Apostar por recuperar y renovar la música colombiana es loable, más que loable, necesario. Acercar a los jóvenes a otras melodías, otras letras, otras formas de ver y cantar el mundo, es contribuir a la construcción de un país que se enorgullezca de su diversidad.

 

Por: Christian Camilo Galeano B.

La plaza de Belén de Umbría, como es costumbre los domingos, se llena de campesinos que bajan de las veredas a comprar víveres y vender sus productos. Niños, adultos y mujeres, una población variopinta recorre las calles del pueblo que por tradición huele a café. Sin embargo, hay algo que cambia durante tres domingos del mes de octubre en la plaza principal, se percibe un sabor distinto. Salta a la vista una tarima, jóvenes cantantes, un reducido público que escucha bambucos, pasillos, cumbias… y el común de la gente que pasa, observa, se detiene y escucha (antes de que salga el jeep y deban marchar hacia las montañas).

Una tarima adornada con flores que tratan de emular un paisaje bucólico recibe a jóvenes de todo el país que cantan música tradicional colombiana. Una música que se resiste a caer en el olvido; ritmos típicos, la guitarra, las voces juveniles que entonan canciones que hablan acerca de amores perdidos, besos fugitivos, senderos y anhelos de patria. Cantan, entonan, sienten pánico, mientras esperan que el jurado valore sus esfuerzos.

La música colombiana, para muchos colombianos desconocida, tiene en sus letras un aire de anhelo, melancolía y esperanza. Por eso resulta tan alentador ser parte del público que escucha las presentaciones del XIV Festival Nacional de la Canción Estudiantil de Música Colombiana. Niños, niñas y jóvenes que interpretan con el alma unas canciones que surgen del sentimiento campesino, de la experiencia de la derrota, de la dificultad al amar. ¿Acaso podrá la música tradicional dejar de ser vista como una artesanía o un producto folclórico del pasado? Quizá la respuesta no sea la más optimista, en un momento donde la música que llega a los oídos de la mayoría de las personas está al servicio del mercado y la estupidez.

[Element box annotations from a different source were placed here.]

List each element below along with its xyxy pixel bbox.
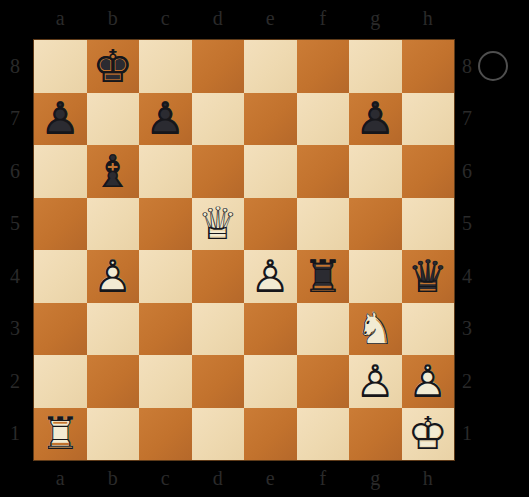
white-queen-icon[interactable]: ♛♕ [192,198,245,251]
file-label-bottom-c: c [139,460,192,496]
rank-label-left-2: 2 [0,355,30,408]
chess-diagram: abcdefgh 87654321 ♚♔♟♙♟♙♟♙♝♗♛♕♟♙♟♙♜♖♛♕♞♘… [0,0,529,497]
black-king-outline: ♔ [87,40,140,93]
square-a8[interactable] [34,40,87,93]
file-label-top-c: c [139,0,192,36]
black-bishop-icon[interactable]: ♝♗ [87,145,140,198]
square-b7[interactable] [87,93,140,146]
rank-label-right-4: 4 [453,250,481,303]
square-c4[interactable] [139,250,192,303]
square-d6[interactable] [192,145,245,198]
square-h6[interactable] [402,145,455,198]
rank-label-left-8: 8 [0,40,30,93]
rank-labels-right: 87654321 [453,40,481,460]
black-to-move-indicator [478,51,508,81]
square-d2[interactable] [192,355,245,408]
rank-label-left-5: 5 [0,198,30,251]
black-queen-icon[interactable]: ♛♕ [402,250,455,303]
square-f6[interactable] [297,145,350,198]
square-d8[interactable] [192,40,245,93]
white-knight-outline: ♘ [349,303,402,356]
rank-label-left-7: 7 [0,93,30,146]
white-pawn-outline: ♙ [402,355,455,408]
file-label-bottom-h: h [402,460,455,496]
file-label-top-g: g [349,0,402,36]
white-pawn-outline: ♙ [244,250,297,303]
square-e8[interactable] [244,40,297,93]
file-label-bottom-b: b [87,460,140,496]
rank-label-right-8: 8 [453,40,481,93]
file-label-top-h: h [402,0,455,36]
white-pawn-icon[interactable]: ♟♙ [402,355,455,408]
white-king-outline: ♔ [402,408,455,461]
square-c1[interactable] [139,408,192,461]
square-b2[interactable] [87,355,140,408]
file-label-top-d: d [192,0,245,36]
rank-label-right-3: 3 [453,303,481,356]
square-c6[interactable] [139,145,192,198]
black-queen-outline: ♕ [402,250,455,303]
file-label-bottom-g: g [349,460,402,496]
square-f3[interactable] [297,303,350,356]
white-knight-icon[interactable]: ♞♘ [349,303,402,356]
square-a5[interactable] [34,198,87,251]
square-g5[interactable] [349,198,402,251]
black-pawn-outline: ♙ [349,93,402,146]
square-f8[interactable] [297,40,350,93]
square-c2[interactable] [139,355,192,408]
rank-label-left-6: 6 [0,145,30,198]
black-rook-outline: ♖ [297,250,350,303]
black-pawn-outline: ♙ [34,93,87,146]
square-f5[interactable] [297,198,350,251]
file-label-top-b: b [87,0,140,36]
black-pawn-outline: ♙ [139,93,192,146]
chessboard: ♚♔♟♙♟♙♟♙♝♗♛♕♟♙♟♙♜♖♛♕♞♘♟♙♟♙♜♖♚♔ [34,40,454,460]
rank-label-right-6: 6 [453,145,481,198]
white-rook-outline: ♖ [34,408,87,461]
white-pawn-icon[interactable]: ♟♙ [349,355,402,408]
rank-label-right-2: 2 [453,355,481,408]
square-d3[interactable] [192,303,245,356]
file-labels-top: abcdefgh [34,0,454,36]
square-e7[interactable] [244,93,297,146]
square-f7[interactable] [297,93,350,146]
square-a4[interactable] [34,250,87,303]
white-king-icon[interactable]: ♚♔ [402,408,455,461]
square-b5[interactable] [87,198,140,251]
rank-label-left-1: 1 [0,408,30,461]
square-c8[interactable] [139,40,192,93]
square-g1[interactable] [349,408,402,461]
file-label-bottom-a: a [34,460,87,496]
square-c3[interactable] [139,303,192,356]
white-queen-outline: ♕ [192,198,245,251]
file-label-top-e: e [244,0,297,36]
white-pawn-outline: ♙ [87,250,140,303]
square-b1[interactable] [87,408,140,461]
white-rook-icon[interactable]: ♜♖ [34,408,87,461]
rank-label-right-5: 5 [453,198,481,251]
black-pawn-icon[interactable]: ♟♙ [139,93,192,146]
rank-label-right-7: 7 [453,93,481,146]
square-h3[interactable] [402,303,455,356]
square-c5[interactable] [139,198,192,251]
rank-label-left-4: 4 [0,250,30,303]
square-g4[interactable] [349,250,402,303]
square-g8[interactable] [349,40,402,93]
square-b3[interactable] [87,303,140,356]
black-king-icon[interactable]: ♚♔ [87,40,140,93]
white-pawn-icon[interactable]: ♟♙ [87,250,140,303]
square-a3[interactable] [34,303,87,356]
file-label-top-a: a [34,0,87,36]
square-d4[interactable] [192,250,245,303]
square-e2[interactable] [244,355,297,408]
file-label-bottom-f: f [297,460,350,496]
square-d7[interactable] [192,93,245,146]
rank-label-left-3: 3 [0,303,30,356]
file-labels-bottom: abcdefgh [34,460,454,496]
square-a6[interactable] [34,145,87,198]
square-e1[interactable] [244,408,297,461]
black-pawn-icon[interactable]: ♟♙ [349,93,402,146]
black-rook-icon[interactable]: ♜♖ [297,250,350,303]
square-g6[interactable] [349,145,402,198]
file-label-top-f: f [297,0,350,36]
square-h5[interactable] [402,198,455,251]
square-e6[interactable] [244,145,297,198]
square-a2[interactable] [34,355,87,408]
white-pawn-icon[interactable]: ♟♙ [244,250,297,303]
square-e5[interactable] [244,198,297,251]
square-d1[interactable] [192,408,245,461]
black-pawn-icon[interactable]: ♟♙ [34,93,87,146]
square-e3[interactable] [244,303,297,356]
rank-label-right-1: 1 [453,408,481,461]
black-bishop-outline: ♗ [87,145,140,198]
file-label-bottom-d: d [192,460,245,496]
square-f1[interactable] [297,408,350,461]
square-h8[interactable] [402,40,455,93]
rank-labels-left: 87654321 [0,40,30,460]
square-h7[interactable] [402,93,455,146]
square-f2[interactable] [297,355,350,408]
white-pawn-outline: ♙ [349,355,402,408]
file-label-bottom-e: e [244,460,297,496]
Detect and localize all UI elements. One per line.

Sin embargo, esta apuesta del festival, que ya va en la versión número catorce -ojalá sean muchos más- permite crear un espacio de resistencia cultural. Estas propuestas incentivan a jóvenes del país a cantar los lamentos de campesinos, las tonadas de amores difíciles, las añoranzas por una tierra en paz.

Apostar por recuperar y renovar la música colombiana es loable, más que loable, necesario. Acercar a los jóvenes a otras melodías, otras letras, otras formas de ver y cantar el mundo, es contribuir a la construcción de un país que se enorgullezca de su diversidad. Que pueda verse a los ojos y reconocer que no sólo se es un país productor de música popular, reguetón o pop. Desde todos los rincones de esta geografía accidentada surgen tonadas con sabor a bambuco, currulao, pasillo, cumbia, joropo…

Y, mientras recuerdo el entusiasmo juvenil de aquellos chicos sobre la tarima, los versos de una canción retumban en mi cabeza: “Dios fijó el destino de vivir siempre en el olvido”. Espero que la música colombiana pueda resistir, por lo menos por algún tiempo, la llegada inminente del olvido.